Vorsicht, Gurney, so ein Urteil könnte genauso gut auf dich zutreffen. Oder was treibst du sonst an der Polizeiakademie?
Selbstbewusst hob George das Kinn. »Springspinnen.«
Madeleine machte große Augen. »Springende Spinnen?«
»Ja.«
»Können sie wirklich springen?«
»Und ob. Fünfzigmal so weit wie ihre Körperlänge. Das ist, als würde ein eins achtzig großer Mann über ein ganzes Footballfeld springen. Und das Erstaunliche daran ist, sie haben praktisch keine Beinmuskeln. Wie also schaffen sie dann so einen Riesensatz? Mit hydraulischen Pumpen! Ventile an den Beinen setzen unter Druck gesetztes Blut frei, sodass sich die Beine ausdehnen und sie in die Luft befördern. Stellt euch vor, ein tödliches Raubtier stürzt sich aus dem Nichts auf seine Beute. Keine Hoffnung zu entrinnen.« Meekers Augen funkelten wie die eines stolzen Vaters.
Bei diesem Vergleich beschlich Gurney ein mulmiges Gefühl.

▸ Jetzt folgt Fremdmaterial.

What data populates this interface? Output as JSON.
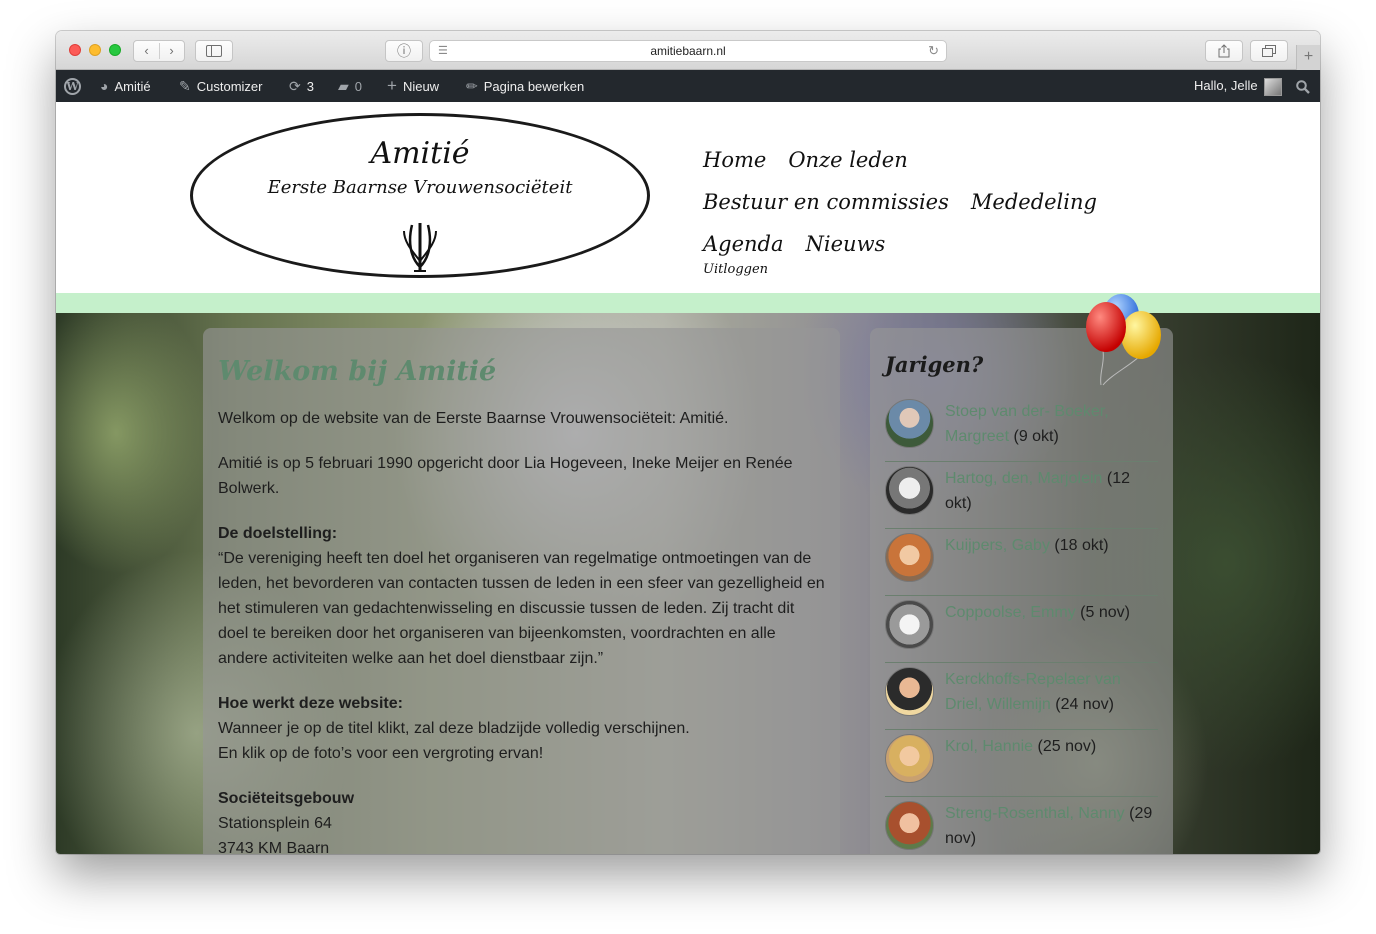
{
  "browser": {
    "url": "amitiebaarn.nl",
    "back_glyph": "‹",
    "forward_glyph": "›",
    "reader_glyph": "ⓘ",
    "reload_glyph": "↻",
    "tab_add_glyph": "+"
  },
  "adminbar": {
    "site_name": "Amitié",
    "customizer": "Customizer",
    "updates_count": "3",
    "comments_count": "0",
    "new_label": "Nieuw",
    "edit_page": "Pagina bewerken",
    "greeting": "Hallo, Jelle"
  },
  "logo": {
    "title": "Amitié",
    "subtitle": "Eerste Baarnse Vrouwensociëteit"
  },
  "nav": {
    "items": [
      "Home",
      "Onze leden",
      "Bestuur en commissies",
      "Mededeling",
      "Agenda",
      "Nieuws"
    ],
    "logout": "Uitloggen"
  },
  "content": {
    "title": "Welkom bij Amitié",
    "intro": "Welkom op de website van de Eerste Baarnse Vrouwensociëteit: Amitié.",
    "founded": "Amitié is op 5 februari 1990 opgericht door Lia Hogeveen, Ineke Meijer en Renée Bolwerk.",
    "goal_heading": "De doelstelling:",
    "goal_text": "“De vereniging heeft ten doel het organiseren van regelmatige ontmoetingen van de leden, het bevorderen van contacten tussen de leden in een sfeer van gezelligheid en het stimuleren van gedachtenwisseling en discussie tussen de leden. Zij tracht dit doel te bereiken door het organiseren van bijeenkomsten, voordrachten en alle andere activiteiten welke aan het doel dienstbaar zijn.”",
    "how_heading": "Hoe werkt deze website:",
    "how_line1": "Wanneer je op de titel klikt, zal deze bladzijde volledig verschijnen.",
    "how_line2": "En klik op de foto’s voor een vergroting ervan!",
    "building_heading": "Sociëteitsgebouw",
    "address_line1": "Stationsplein 64",
    "address_line2": "3743 KM Baarn"
  },
  "birthdays": {
    "title": "Jarigen?",
    "items": [
      {
        "name": "Stoep van der- Boeker, Margreet",
        "date": "(9 okt)"
      },
      {
        "name": "Hartog, den, Marjolein",
        "date": "(12 okt)"
      },
      {
        "name": "Kuijpers, Gaby",
        "date": "(18 okt)"
      },
      {
        "name": "Coppoolse, Emmy",
        "date": "(5 nov)"
      },
      {
        "name": "Kerckhoffs-Repelaer van Driel, Willemijn",
        "date": "(24 nov)"
      },
      {
        "name": "Krol, Hannie",
        "date": "(25 nov)"
      },
      {
        "name": "Streng-Rosenthal, Nanny",
        "date": "(29 nov)"
      }
    ]
  },
  "colors": {
    "accent_green": "#5e8a6e",
    "header_stripe": "#c5f0cb",
    "adminbar_bg": "#23282d"
  }
}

»Und dann«, fuhr Meeker aufgeregt fort, »gibt es natürlich noch die Schwarze Witwe – eine wirklich elegante Killerin. Ein Geschöpf, das Gegner von der tausendfachen Größe töten kann.«
»Ein Geschöpf«, warf Peggy ein, »das genau Scott Ashtons Definition von Vollkommenheit entspricht.«
Madeleine warf ihr einen fragenden Blick zu.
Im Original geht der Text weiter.